Par M. Gaetano Leone, Coordonnateur du PNUE/PAM–secrétariat de la Convention de Barcelone
Les mots comptent, surtout lorsqu’ils se voient consignés dans un document officiel d’une réunion intergouvernementale rassemblant ministres et hauts fonctionnaires de 21 pays méditerranéens et de l’Union européenne.
La vingt et unième Réunion des parties contractantes (COP21) à la Convention de Barcelone et à ses Protocoles a adopté une série de décisions visant à soulager les écosystèmes méditerranéens sujets aux pressions conjuguées de la quête non durable de croissance et des changements climatiques. Négocier et adopter des décisions relèvent d’un processus ambitieux en soi, mais les Parties contractantes sont allées plus loin en exprimant leur préoccupation face aux tendances de dégradation environnementales de plus en plus visibles en Méditerranée et en affirmant leur engagement à changer la donne.
Lorsque le texte de la Déclaration ministérielle de Naples a été soumis pour examen et adoption, un consensus remarquable a régné dans l’enceinte de Castel dell’ Ovo, l’imposant château médiéval en bordure de mer qui a accueilli les travaux de la COP21. Le langage vigoureux de la Déclaration dénote une forte détermination de la part des Parties contractantes à traiter le mal qui accable le bassin méditerranéen.
En sus des 14 décisions adoptées à la COP21, parmi lesquelles figure une proposition inédite de feuille de route pour la désignation éventuelle de la Méditerranée comme zone de contrôle des émissions d’oxydes de soufre, la Déclaration ministérielle de Naples vient apporter un appui renouvelé au mandat du Plan d’action pour la Méditerranée du Programme des Nations Unies pour l’environnement (PNUE/PAM), notamment en ce qui concerne le bon état écologique et le développement durable dans la région.
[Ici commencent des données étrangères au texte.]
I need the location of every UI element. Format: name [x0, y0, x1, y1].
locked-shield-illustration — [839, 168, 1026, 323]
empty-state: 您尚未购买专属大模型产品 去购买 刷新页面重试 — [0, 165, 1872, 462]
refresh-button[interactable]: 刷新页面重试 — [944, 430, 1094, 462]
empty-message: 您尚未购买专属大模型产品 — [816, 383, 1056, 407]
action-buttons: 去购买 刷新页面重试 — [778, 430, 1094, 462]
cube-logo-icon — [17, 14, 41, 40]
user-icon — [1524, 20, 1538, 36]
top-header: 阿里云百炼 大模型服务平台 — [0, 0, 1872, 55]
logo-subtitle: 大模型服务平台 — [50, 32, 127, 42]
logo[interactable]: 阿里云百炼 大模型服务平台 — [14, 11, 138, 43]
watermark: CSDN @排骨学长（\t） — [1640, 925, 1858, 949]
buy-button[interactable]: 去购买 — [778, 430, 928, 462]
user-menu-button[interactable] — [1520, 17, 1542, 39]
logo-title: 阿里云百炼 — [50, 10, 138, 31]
« Nous nous engageons à prendre des mesures concrètes pour renforcer le niveau de protection de la mer Méditerranée, y compris son littoral, et son bon état écologique, en tant que lieu de paix, de dialogue et de solidarité, en tant que pont entre les civilisations et en tant que modèle de protection de l’environnement dans le contexte du développement durable et de la coopération multilatérale, au profit des générations actuelles et futures » affirment les Parties contractantes à la Convention de Barcelone dans la Déclaration.
Le texte décrit 2020 comme un « tournant décisif pour la conservation et la gestion durable de la mer Méditerranée et de ses côtes » et souligne la « nécessité changement systémique soutenu par des stratégies, des politiques et des comportements novateurs et tournés vers l’avenir ».
Notant l’importance des quatre domaines d’action prioritaires identifiés à la COP21, à savoir les déchets marins, la biodiversité et les aires marines protégées, l’économie bleue et le changement climatique, les Parties contractantes conviennent dans la Déclaration de les intégrer dans la Stratégie à moyen terme 2022–2027 du système PNUE/PAM–Convention de Barcelone.
Mais la Déclaration va bien au-delà d’une simple expression d’intention. En appelant à la mise en œuvre effective du Plan régional sur la gestion des déchets marins en Méditerranée (dans le cadre de l’article 15 du Protocole sur les sources de pollution terrestres) et en soulignant l’urgence de prévenir et de réduire considérablement les fuites de plastique en mer Méditerranée d’ici à 2025, elle identifie des pistes d’action. En outre, le texte comprend un objectif assorti d’une échéance : atteindre au moins 10 % de couverture de la région méditerranéenne par des aires marines protégées d’ici la fin de 2020.
La communauté des parties prenantes complétant et soutenant le travail du système PNUE/PAM–Convention de Barcelone doit saisir ce moment d’engagement politique élevé pour exiger des progrès plus rapides sur tous les fronts, notamment en ce qui concerne l’application des instruments juridiquement contraignants existants et les protocoles qui ne sont pas encore entrés en vigueur, parfois parce qu’une seule ratification leur fait défaut.
Les partenaires du PNUE/PAM au sein de la société civile méditerranéenne dynamique ont un rôle important à jouer s’agissant de transformer les engagements en actions. La sensibilisation du public et le regard attentif des médias peuvent maintenir l’enthousiasme.
En 2020, appelée « super année » pour la biodiversité et pour les océans, le Plan d’action pour la Méditerranée aura besoin de tout le soutien qu’il pourra obtenir. Le cadre juridique complet offert par la Convention de Barcelone et ses Protocoles doit se traduire en action sur le terrain.
L’investissement qui doit être fait dans l’adaptation aux changements climatiques offre des possibilités de voies de croissance plus durables et résilientes. Il sera également crucial de libérer le potentiel de l’économie bleue sans peser davantage sur les écosystèmes méditerranéens. Faisons de la Déclaration ministérielle de Naples un manifeste pour une nouvelle donne pour la mer Méditerranée et son littoral.